The Promised Return (v. 11b)
But the rebuke is immediately followed by a glorious promise that gives context and shape to our work.
"This Jesus, who has been taken up from you into heaven, will come in just the same way as you have watched Him go into heaven." (Acts 1:11b LSB)
The promise is one of absolute continuity. "This same Jesus." Not a different, ethereal, spiritual phantom, but the same crucified, risen, and ascended Lord. The one who walked with you will return. And He will return "in just the same way." How did He go? He went personally, bodily, visibly, and in the clouds of glory. That is precisely how He will return at the end of the age to judge the living and the dead.
This promise of a future, final, physical return is the bookend of history. But it is not a reason for inaction in the middle. Rather, it is the guarantee that our historical labors are not in vain. We are not trying to build a kingdom that will be obliterated and replaced. We are advancing the kingdom that will be consummated and glorified at His return. The king who left is the king who is coming back. And He is coming back to inspect the work He gave us to do.
So the angelic message is perfectly balanced. First, "Stop staring and get to work." Second, "The one you're working for is coming back to reward your work." The Ascension establishes His present authority for our mission, and the promised return establishes the future hope for our mission. He is ruling now, and He is returning then. Both truths are essential. Without His present session, we have no power. Without His future return, we have no ultimate hope. But with both, we have every reason to be joyfully confident and relentlessly industrious.
Conclusion: From Spectators to Witnesses
The event of the Ascension was designed by God to transform the apostles from spectators into witnesses. They had been watching what Jesus did. Now, they were being sent to declare what Jesus did and to continue what Jesus is doing.
The Ascension means that the throne of the universe is occupied by our elder brother. He has not abandoned us; He has positioned Himself to empower us. He is not absent; He is omnipresent by His Spirit. And He is not idle; He is actively reigning, putting all His enemies under His feet through the faithful proclamation of the gospel and the discipleship of the nations (Ps. 110:1). He is doing that right now, through us.
Therefore, the question of the angels echoes down to us. Why do you stand gazing? Why is the church so often paralyzed, looking for a sign in the sky, when we have been given a commission for the earth? Why are we waiting for a rescue mission when we have been commanded to undertake an invasion? The king has been crowned. He has all authority. He has given us His Spirit. And He has promised to return when the mission is accomplished, when the knowledge of the glory of the Lord covers the earth as the waters cover the sea.
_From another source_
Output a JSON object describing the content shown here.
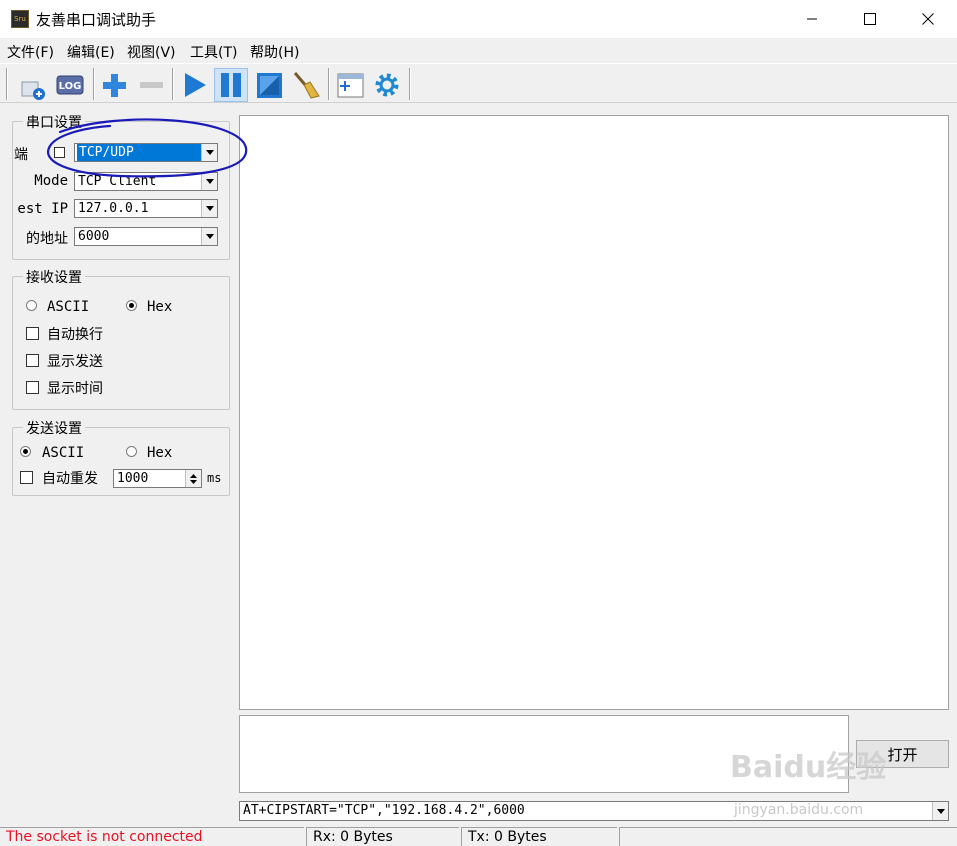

The Ascension is not a mystery to be pondered in stillness, but a reality to be proclaimed with boldness. It is the declaration that Jesus is Lord, not just in our hearts, not just in our churches, but over every congress, every parliament, every courtroom, and every classroom on this planet. He has ascended. Therefore, we must descend. We must descend from our holy huddles and our spectator seats and get into the mud and the mire of this world, armed with the invincible gospel of the ascended King, confident that His kingdom is an everlasting dominion, which shall not pass away.